Your knees draw up in a desperate attempt to wedge between you, back arching into the bed. You twist your hips against his weight and you grab at his shoulders, his hair, nails scratching a long line down his back, but Jason simply renders you immobile, reminds you he’s buried balls deep in your pussy and has no intention of being anywhere else.
It’s not quite pain, but it’s a blunt sort of thing at the very edge of the scale and blood rushes up under your skin to greet each indent left behind. The sting of it detonates something permanent in your psyche, life unmoored between his teeth.
Jason pulls back and he licks at his teeth, there’s no blood, but the action alone makes you swelter nonetheless. You think it might be the look on his face, the flicker of something promising devastation in his eyes.
“Fuck you.” It’s your own voice, breathless, trapped between aggravation and arousal. “How am I supposed to cover that up?”
Jason drags his fingers down to your cunt and rubs at your fat, swollen clit. Every thought fractures apart in your mouth, vowels and consonants splintering into pieces that dissolve on your tongue. You know that’s what he wanted. You don’t care.
“You’re mine.” Jason says, like that in itself is an explanation. “You’re mine and no one else’s.”
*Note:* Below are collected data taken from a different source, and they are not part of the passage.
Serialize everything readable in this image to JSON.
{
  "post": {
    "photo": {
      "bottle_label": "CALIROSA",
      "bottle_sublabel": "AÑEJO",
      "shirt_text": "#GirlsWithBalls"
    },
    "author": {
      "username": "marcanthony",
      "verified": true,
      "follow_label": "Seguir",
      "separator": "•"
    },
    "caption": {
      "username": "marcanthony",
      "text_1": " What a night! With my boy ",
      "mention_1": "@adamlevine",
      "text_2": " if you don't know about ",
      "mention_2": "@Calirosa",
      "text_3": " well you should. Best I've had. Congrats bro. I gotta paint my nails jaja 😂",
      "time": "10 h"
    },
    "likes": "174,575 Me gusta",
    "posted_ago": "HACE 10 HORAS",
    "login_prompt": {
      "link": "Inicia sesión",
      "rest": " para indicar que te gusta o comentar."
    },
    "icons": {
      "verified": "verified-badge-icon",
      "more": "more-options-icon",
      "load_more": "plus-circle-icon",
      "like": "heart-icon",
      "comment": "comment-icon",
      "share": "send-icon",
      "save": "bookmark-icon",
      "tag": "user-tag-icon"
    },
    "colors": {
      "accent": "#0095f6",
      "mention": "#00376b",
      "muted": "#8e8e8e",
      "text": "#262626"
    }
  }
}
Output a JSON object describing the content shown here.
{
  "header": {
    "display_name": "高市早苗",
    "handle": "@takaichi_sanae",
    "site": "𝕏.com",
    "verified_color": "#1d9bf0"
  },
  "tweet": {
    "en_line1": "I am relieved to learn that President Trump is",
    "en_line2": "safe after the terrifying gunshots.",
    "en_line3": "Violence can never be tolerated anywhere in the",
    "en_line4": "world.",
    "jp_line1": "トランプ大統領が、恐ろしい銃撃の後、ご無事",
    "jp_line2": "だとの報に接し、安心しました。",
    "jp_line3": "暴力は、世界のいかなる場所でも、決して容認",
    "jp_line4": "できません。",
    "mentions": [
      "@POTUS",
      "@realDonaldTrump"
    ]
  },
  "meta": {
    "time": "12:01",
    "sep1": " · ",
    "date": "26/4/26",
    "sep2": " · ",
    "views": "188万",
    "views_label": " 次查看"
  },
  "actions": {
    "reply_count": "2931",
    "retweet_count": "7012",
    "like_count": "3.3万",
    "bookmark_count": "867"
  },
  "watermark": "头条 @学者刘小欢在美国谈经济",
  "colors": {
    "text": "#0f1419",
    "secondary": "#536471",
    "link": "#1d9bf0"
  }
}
The bite mark on your throat looks brutal even to his own eyes. A perfect match to every tooth in his mouth. Your skin is starting to puff up a little, irritation blossoming into a wicked bruise. Jason hums–mostly to himself–and fucks into you hard enough that there’s an obscene squelch of your pussy every time he bottoms out.
You’re perfect. You’re his. He wants you to come again.
“I can’t. Ah fuck! Not again–” The pitch of your voice climbs when his pace fails to falter, sticky fingers still strumming at your clit. He can feel it throbbing despite you coming twice already, and he wonders how many he can get out of you this time. “Jason–I don’t think…I can’t.”
“That’s it, empty that pretty little head of yours. You don’t need to think, y’just need to keep squeezing that sweet cunt around my cock, yeah? You’re so wet for me, and you know what that means?”
A sobs works free from your mouth, thighs clenching tight around his strong hips, each thrust into your peach flesh cunt makes Jason feel like he’s bursting out of his own skin. You close your eyes in the face of pure, overwhelming pleasure and he can see how wet your lashes are.
“Ugh–no don’t–” A whimper hooks into the back of your throat. “Don’t fucking say it.”
Jason grins, half wicked, even though he knows you can’t see it, “It means you like this, little bird. You might complain and try to get away, but your pretty little pussy can’t lie to me.” Your face screws up. Jason fucks you harder, his thick thighs smacking against your ass. He pauses his movements on your clit and listens to the pitch of your whine wobble in disappointment. “You want to come again, don’t you? Hm. No. You need to come again.”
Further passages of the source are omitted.